If you mean finding an exact solution by hand, there is no such way aside from trial-and-error.
If you're ok with approximations, then you turn to **root-finding algorithms** for that. Some popular approximate/numerical methods are:
* Bisection Method - solves for an x that satisfies
f(x) = 0
assuming that f(x) is a continuous function. Requires a starting closed interval [a_1, b_1] such that f(a_1) and f(b_1) have opposing signs. Get a new interval [a_2, b_2] by getting the half of [a_1, b_1] which satisfies the opposite sign condition at the endpoints. Keep getting a new interval [a_n, b_n] until it becomes short enough to your liking. Then you can approximate x as any value within [a_n, b_n].

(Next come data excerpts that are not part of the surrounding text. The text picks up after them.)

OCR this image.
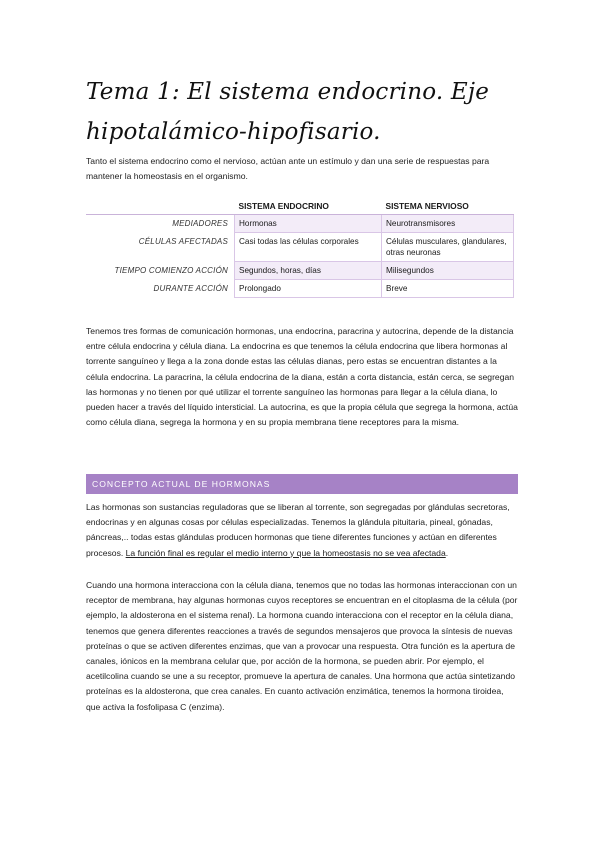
Tema 1: El sistema endocrino. Eje hipotalámico-hipofisario.
Tanto el sistema endocrino como el nervioso, actúan ante un estímulo y dan una serie de respuestas para mantener la homeostasis en el organismo.
	SISTEMA ENDOCRINO	SISTEMA NERVIOSO
MEDIADORES	Hormonas	Neurotransmisores
CÉLULAS AFECTADAS	Casi todas las células corporales	Células musculares, glandulares, otras neuronas
TIEMPO COMIENZO ACCIÓN	Segundos, horas, días	Milisegundos
DURANTE ACCIÓN	Prolongado	Breve
Tenemos tres formas de comunicación hormonas, una endocrina, paracrina y autocrina, depende de la distancia entre célula endocrina y célula diana. La endocrina es que tenemos la célula endocrina que libera hormonas al torrente sanguíneo y llega a la zona donde estas las células dianas, pero estas se encuentran distantes a la célula endocrina. La paracrina, la célula endocrina de la diana, están a corta distancia, están cerca, se segregan las hormonas y no tienen por qué utilizar el torrente sanguíneo las hormonas para llegar a la célula diana, lo pueden hacer a través del líquido intersticial. La autocrina, es que la propia célula que segrega la hormona, actúa como célula diana, segrega la hormona y en su propia membrana tiene receptores para la misma.
CONCEPTO ACTUAL DE HORMONAS
Las hormonas son sustancias reguladoras que se liberan al torrente, son segregadas por glándulas secretoras, endocrinas y en algunas cosas por células especializadas. Tenemos la glándula pituitaria, pineal, gónadas, páncreas,.. todas estas glándulas producen hormonas que tiene diferentes funciones y actúan en diferentes procesos. La función final es regular el medio interno y que la homeostasis no se vea afectada.
Cuando una hormona interacciona con la célula diana, tenemos que no todas las hormonas interaccionan con un receptor de membrana, hay algunas hormonas cuyos receptores se encuentran en el citoplasma de la célula (por ejemplo, la aldosterona en el sistema renal). La hormona cuando interacciona con el receptor en la célula diana, tenemos que genera diferentes reacciones a través de segundos mensajeros que provoca la síntesis de nuevas proteínas o que se activen diferentes enzimas, que van a provocar una respuesta. Otra función es la apertura de canales, iónicos en la membrana celular que, por acción de la hormona, se pueden abrir. Por ejemplo, el acetilcolina cuando se une a su receptor, promueve la apertura de canales. Una hormona que actúa sintetizando proteínas es la aldosterona, que crea canales. En cuanto activación enzimática, tenemos la hormona tiroidea, que activa la fosfolipasa C (enzima).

* Newton-Rhapson Method - solves for an x that satisfies
f(x) = 0
assuming that f(x) has a continuous first derivative f'(x). Pick a starting guess x_1 = a then find the next approximate root by
x_2 = x_1 - f( x_1 )/f'( x_1)
Keep iterating
x_{k + 1} = x_k - f( x_k )/f'( x_k)
until k = n such that
| f( x_{n + 1} ) - f( x_n ) | << 1
Then x_n is your approximate root.
Note that each method I just outlined gives you only one root. Which root you'd get depends on your starting condition (starting interval [a_1, b_1] for Bisection Method, starting guess root x_1 for Newton-Rhapson)